There was no indication Dich had played any part in Safaa’s radicalisation or activity and investigators considered her to be just like any other concerned mother when she reported the girls missing.

But they then found extremist material on her phone in late 2016 and it quickly became apparent she not only encouraged but took an actively role in her daughters’ terrorist plots.

Recorded telephone calls between the siblings whilst Safaa was behind bars showed her encouraging Rizlaine to ‘carry the torch forward in her stead’.

Rizlaine told her younger sister on 24 April: ‘It’s going to be like me and a few sisters and stuff and we’re just gonna have fun.

‘It’s basically gonna be like a tea party and stuff.’

She added: ‘It’s gonna be fun it’s going to be on erm Thursday we’re gonna have this party.’

Dich drove her eldest daughter around major London landmarks near Westminster Bridge in her silver Vauxhall Astra as the pair carried out ‘hostile reconnaissance’ the following day.

On 26 April, the pair were seen buying knives and a rucksack on Wandsworth Road, southwest London.

Dich then carried out a series of U-turns in an attempt to throw counter terror officers off her trail as she drove home to Armada House in Lambeth.

Rizlaine travelled to her friend Barghouti’s home in Harlesden the following day where they discussed and practised carrying out a knife attack.

She voiced concerns that she would be too small to target a group of males and would opt instead for women or a man on his own.

Rizlaine also told Barghouti: ‘If I get tasered I’m asking that Allah gives me a heart attack.’

Barghouthi then asked: ‘How are you going to do it?
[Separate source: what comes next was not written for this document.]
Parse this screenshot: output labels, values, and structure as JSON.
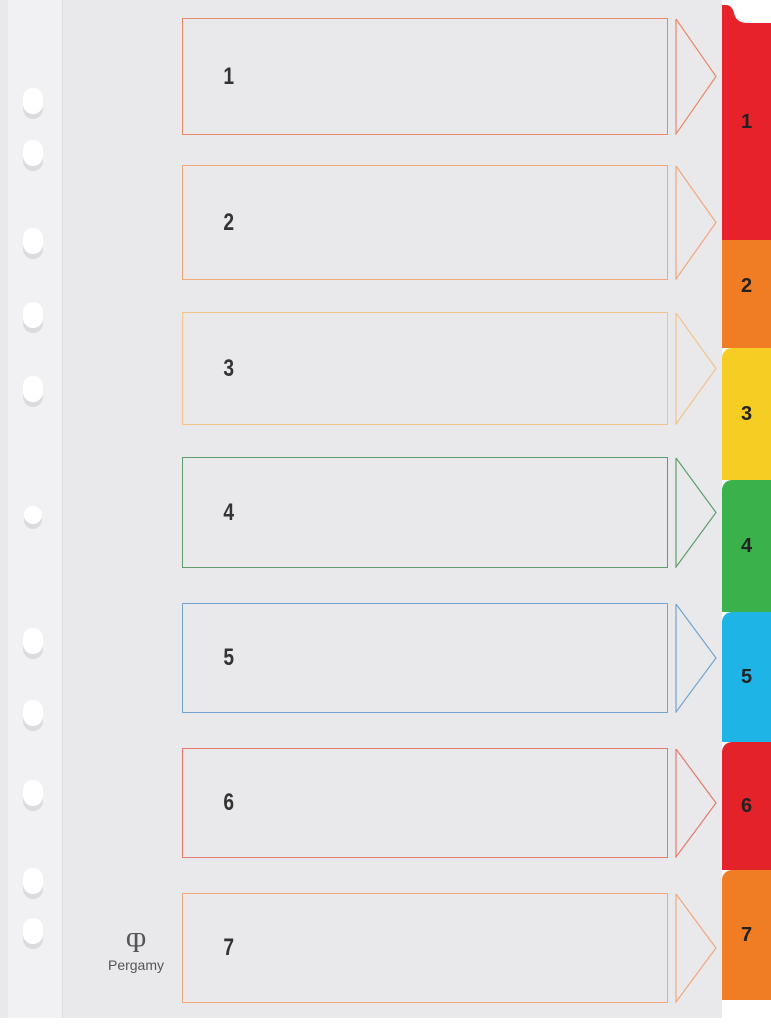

What if they are faster than you?’

Boular replied: ‘I’ll put the knife into (inaudible) heart instead.’

Police moved in to arrest the pair and Rizlaine was shot and injured.

Dich was arrested as she visited Safaa at the Medway detention centre later the same day.

Boular, of St George’s Wharf, Lambeth, southwest London, denied two counts of engaging in preparation for terrorist acts but was convicted of both charges by the jury.

She was sentenced to life in prison with a minimum term of 13 years.

Rizlaine was jailed for life with a minimum term of 16 years whilst Dich was jailed for six years and nine months last week.

Social worker Barghouthi had been due to be sentenced alongside them but the matter was adjourned after the issue of automatic deportation was raised in her case.

Judge Dennis jailed her for two years and four months meaning she will be thrown out of the country at the end of that sentence.